Colorful Sounds on a Monochrome Instrument

Dear John,

The organ which I play on a regular basis has a limited supply of “Color” stops for use in solo melodies.  Can you perhaps suggest any remedy?

Mono Chrome

Dear Mono Chrome,

Other than enlarging or completely replacing your current instrument, fortunately there are some available methods to simulate the color or traditional solo ranks in the organ.  Here are several frequently used techniques:

Orchestral Oboe – Combine a string (i.e. salicional) 8’ and mutation (nasard) 2-2/3’

Orchestral Clarinet – Combine bourdon 8’ and mutation (nasard) 2-2/3’

Vox Humana – Combine string celeste 8’, nasard 2-2/3’, tierce 1-3/5’ and tremolo, perhaps omitting either the nasard or the tierce

Harmonic Flute – Combine flutes and bourdons 8’ on all manuals

French Horn – Compare all bourdons and flutes in the middle register to find one which might most closely approximate a French horn.

On each of these combinations, play with articulations resembling those of the actual orchestral instruments:  try to simulate the tonguing of an oboist or clarinetist, the sparkling articulation of the flutist, or the tonguing of the French horn. It is also helpful when playing on trumpet ranks to employ articulation resembling tonguing of an actual trumpeter. When using a combination of principal ranks, one might emulate the warm legato sound of orchestral strings.

Employing strong creative imagination and varied touch, we can produce organ sonority to resemble a vast array of orchestral sounds. Robert Glascow frequently suggested that we organists should always imagine that we are playing a wide variety of other instruments, thereby bringing greater variety and musicality to organ performance.

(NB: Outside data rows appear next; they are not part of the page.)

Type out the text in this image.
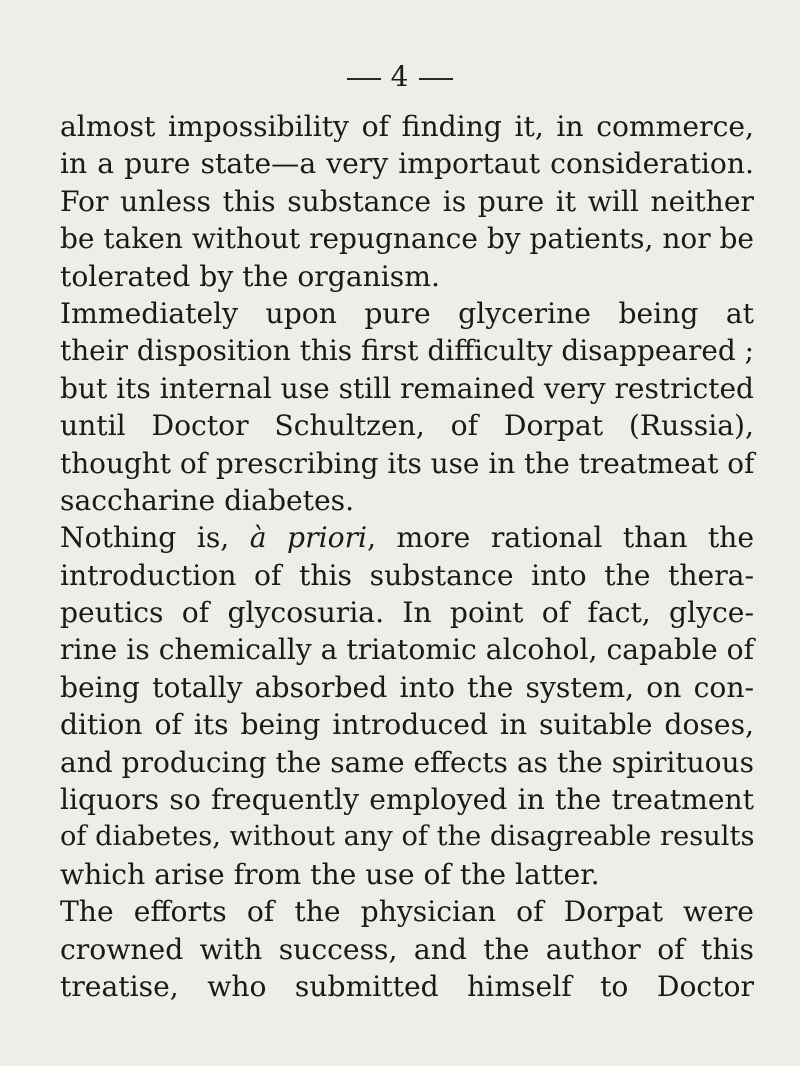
4
almost impossibility of finding it, in commerce,
in a pure state—a very importaut consideration.
For unless this substance is pure it will neither
be taken without repugnance by patients, nor be
tolerated by the organism.
Immediately upon pure glycerine being at
their disposition this first difficulty disappeared ;
but its internal use still remained very restricted
until Doctor Schultzen, of Dorpat (Russia),
thought of prescribing its use in the treatmeat of
saccharine diabetes.
Nothing is, à priori, more rational than the
introduction of this substance into the thera-
peutics of glycosuria. In point of fact, glyce-
rine is chemically a triatomic alcohol, capable of
being totally absorbed into the system, on con-
dition of its being introduced in suitable doses,
and producing the same effects as the spirituous
liquors so frequently employed in the treatment
of diabetes, without any of the disagreable results
which arise from the use of the latter.
The efforts of the physician of Dorpat were
crowned with success, and the author of this
treatise, who submitted himself to Doctor
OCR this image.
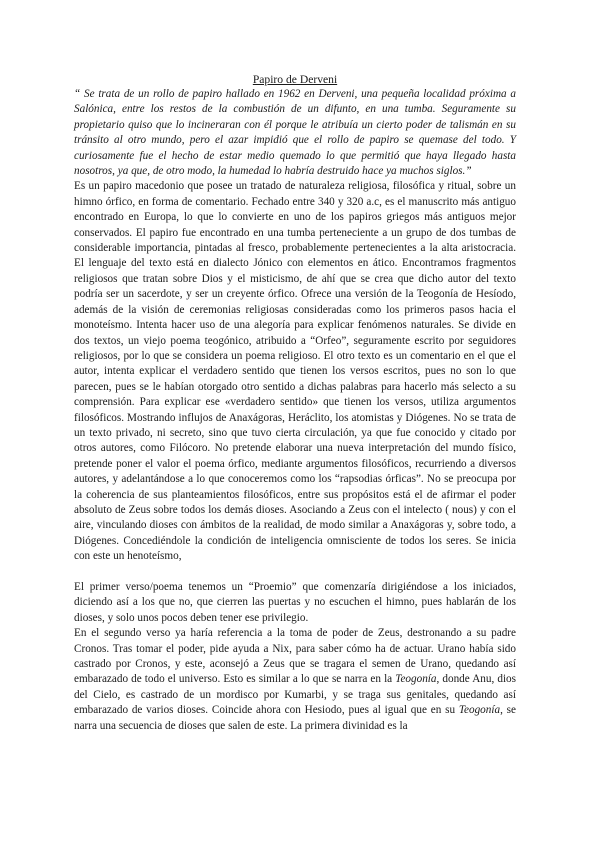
Papiro de Derveni

“ Se trata de un rollo de papiro hallado en 1962 en Derveni, una pequeña localidad próxima a Salónica, entre los restos de la combustión de un difunto, en una tumba. Seguramente su propietario quiso que lo incineraran con él porque le atribuía un cierto poder de talismán en su tránsito al otro mundo, pero el azar impidió que el rollo de papiro se quemase del todo. Y curiosamente fue el hecho de estar medio quemado lo que permitió que haya llegado hasta nosotros, ya que, de otro modo, la humedad lo habría destruido hace ya muchos siglos.”

Es un papiro macedonio que posee un tratado de naturaleza religiosa, filosófica y ritual, sobre un himno órfico, en forma de comentario. Fechado entre 340 y 320 a.c, es el manuscrito más antiguo encontrado en Europa, lo que lo convierte en uno de los papiros griegos más antiguos mejor conservados. El papiro fue encontrado en una tumba perteneciente a un grupo de dos tumbas de considerable importancia, pintadas al fresco, probablemente pertenecientes a la alta aristocracia. El lenguaje del texto está en dialecto Jónico con elementos en ático. Encontramos fragmentos religiosos que tratan sobre Dios y el misticismo, de ahí que se crea que dicho autor del texto podría ser un sacerdote, y ser un creyente órfico. Ofrece una versión de la Teogonía de Hesíodo, además de la visión de ceremonias religiosas consideradas como los primeros pasos hacia el monoteísmo. Intenta hacer uso de una alegoría para explicar fenómenos naturales. Se divide en dos textos, un viejo poema teogónico, atribuido a “Orfeo”, seguramente escrito por seguidores religiosos, por lo que se considera un poema religioso. El otro texto es un comentario en el que el autor, intenta explicar el verdadero sentido que tienen los versos escritos, pues no son lo que parecen, pues se le habían otorgado otro sentido a dichas palabras para hacerlo más selecto a su comprensión. Para explicar ese «verdadero sentido» que tienen los versos, utiliza argumentos filosóficos. Mostrando influjos de Anaxágoras, Heráclito, los atomistas y Diógenes. No se trata de un texto privado, ni secreto, sino que tuvo cierta circulación, ya que fue conocido y citado por otros autores, como Filócoro. No pretende elaborar una nueva interpretación del mundo físico, pretende poner el valor el poema órfico, mediante argumentos filosóficos, recurriendo a diversos autores, y adelantándose a lo que conoceremos como los “rapsodias órficas”. No se preocupa por la coherencia de sus planteamientos filosóficos, entre sus propósitos está el de afirmar el poder absoluto de Zeus sobre todos los demás dioses. Asociando a Zeus con el intelecto ( nous) y con el aire, vinculando dioses con ámbitos de la realidad, de modo similar a Anaxágoras y, sobre todo, a Diógenes. Concediéndole la condición de inteligencia omnisciente de todos los seres. Se inicia con este un henoteísmo,

El primer verso/poema tenemos un “Proemio” que comenzaría dirigiéndose a los iniciados, diciendo así a los que no, que cierren las puertas y no escuchen el himno, pues hablarán de los dioses, y solo unos pocos deben tener ese privilegio.

En el segundo verso ya haría referencia a la toma de poder de Zeus, destronando a su padre Cronos. Tras tomar el poder, pide ayuda a Nix, para saber cómo ha de actuar. Urano había sido castrado por Cronos, y este, aconsejó a Zeus que se tragara el semen de Urano, quedando así embarazado de todo el universo. Esto es similar a lo que se narra en la Teogonía, donde Anu, dios del Cielo, es castrado de un mordisco por Kumarbi, y se traga sus genitales, quedando así embarazado de varios dioses. Coincide ahora con Hesiodo, pues al igual que en su Teogonía, se narra una secuencia de dioses que salen de este. La primera divinidad es la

In a half-serious manner, the organbuilder Franklin Mitchell occasionally proposed installation of blank stopknobs (without names) on consoles, thereby requiring players to register by listening carefully to the sounds rather than by merely reading names on the knobs.  Realizing that eyesight can often interfere with one’s ability to listen deeply, I suggest that you try sometime to close your eyes and register a composition according to the sounds you hear.  You might be surprised with the result!